Shadow isn’t the only one watching her as she rises from her seat on the edge of the boy’s cot, as she takes his limp hand and lays it over his middle. When she turns around though, the only gaze that catches hers is his, and she only gives him the briefest of glances before the snow leopardess, in a rare act of motherliness, tugs her away from the boy with a hushed, gentle order to get herself fed.
He thinks he could smooth out the tired lines under her teary eyes with the pads of his thumbs if she let him.
—
“Rouge brought me a pearl bracelet!” she’d said in lieu of a greeting one day. “Oh, Shadow, look how pretty they are!”
Oh, good, there are two of them now. “Don’t get caught in public wearing them, the governess she probably swiped them from’ll think you stole them.”
Maria huffs. “You don’t know Rouge stole ‘em!”
He levels her with a flat look.
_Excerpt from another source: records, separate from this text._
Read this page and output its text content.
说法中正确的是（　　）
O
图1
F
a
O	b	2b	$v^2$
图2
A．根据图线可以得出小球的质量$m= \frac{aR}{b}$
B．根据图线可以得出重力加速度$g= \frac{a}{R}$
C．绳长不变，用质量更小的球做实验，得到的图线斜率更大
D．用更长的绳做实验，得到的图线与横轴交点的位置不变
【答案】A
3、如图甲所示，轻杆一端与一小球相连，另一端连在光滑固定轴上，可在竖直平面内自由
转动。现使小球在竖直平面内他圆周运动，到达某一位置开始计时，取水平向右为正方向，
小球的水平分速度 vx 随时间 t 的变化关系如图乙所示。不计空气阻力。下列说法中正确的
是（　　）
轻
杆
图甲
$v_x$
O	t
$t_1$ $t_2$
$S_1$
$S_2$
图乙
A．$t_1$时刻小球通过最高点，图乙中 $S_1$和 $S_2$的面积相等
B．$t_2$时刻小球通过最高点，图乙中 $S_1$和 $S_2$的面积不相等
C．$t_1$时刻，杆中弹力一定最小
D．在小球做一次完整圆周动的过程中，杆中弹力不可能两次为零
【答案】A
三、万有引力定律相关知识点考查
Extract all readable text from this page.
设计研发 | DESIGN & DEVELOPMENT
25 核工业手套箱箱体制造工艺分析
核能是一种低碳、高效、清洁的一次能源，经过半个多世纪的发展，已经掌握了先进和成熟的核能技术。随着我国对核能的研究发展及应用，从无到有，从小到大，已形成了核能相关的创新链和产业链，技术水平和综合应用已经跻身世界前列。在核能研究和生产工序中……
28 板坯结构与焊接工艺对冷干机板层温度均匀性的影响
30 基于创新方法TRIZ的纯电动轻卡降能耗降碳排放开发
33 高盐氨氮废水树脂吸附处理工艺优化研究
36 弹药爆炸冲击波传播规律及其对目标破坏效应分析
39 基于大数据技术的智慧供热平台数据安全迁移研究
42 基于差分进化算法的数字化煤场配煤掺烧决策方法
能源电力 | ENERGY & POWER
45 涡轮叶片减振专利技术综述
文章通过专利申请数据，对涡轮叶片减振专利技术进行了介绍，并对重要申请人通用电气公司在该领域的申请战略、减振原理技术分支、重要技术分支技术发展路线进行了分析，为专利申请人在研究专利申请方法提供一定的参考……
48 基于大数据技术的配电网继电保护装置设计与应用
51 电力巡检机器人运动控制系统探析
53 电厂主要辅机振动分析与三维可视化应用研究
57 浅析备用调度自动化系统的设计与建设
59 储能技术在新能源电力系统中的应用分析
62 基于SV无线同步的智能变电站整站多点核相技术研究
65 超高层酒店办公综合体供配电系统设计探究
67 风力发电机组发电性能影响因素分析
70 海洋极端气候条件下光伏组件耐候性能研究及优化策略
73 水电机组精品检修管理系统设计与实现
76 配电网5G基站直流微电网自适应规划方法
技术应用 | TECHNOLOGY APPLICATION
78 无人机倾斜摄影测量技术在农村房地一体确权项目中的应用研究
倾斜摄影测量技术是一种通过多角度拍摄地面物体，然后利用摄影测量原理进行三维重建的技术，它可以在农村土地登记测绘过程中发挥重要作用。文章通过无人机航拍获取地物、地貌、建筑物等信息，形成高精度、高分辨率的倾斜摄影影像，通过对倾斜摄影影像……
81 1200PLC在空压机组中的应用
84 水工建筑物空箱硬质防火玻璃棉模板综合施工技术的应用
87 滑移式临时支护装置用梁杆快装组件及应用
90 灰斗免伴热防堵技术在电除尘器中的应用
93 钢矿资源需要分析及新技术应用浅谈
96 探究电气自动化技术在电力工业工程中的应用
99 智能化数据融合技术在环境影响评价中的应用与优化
She only giggles back. “Grump,” she chides, and he doesn’t object to that.
Just what he needs, a lawman coming for Rouge’s plundering neck only to find the goodies she nabbed on his sister’s wrist. “They won’t bury her with her jewels and pearls when they hang her.”
“They’d have to catch me first,” Rouge interjects, strutting into the salon spinning what is likely the governess’ husband’s gold watch around her finger and smirking. Perfect; the pearl bracelet has a beau to keep it company.
“All you take to the grave with you are your deeds, Sticky-Fingers. Remember that,” he snarks.
Maria laughs. “Plant a tree and watch your friends take shade under it, watch a flicky build its nest in it. It’ll remain long after you’re gone, Shadow. Not all of it just goes straight to the ground with you.”
—
“Your deeds can outlive you, Shadow.”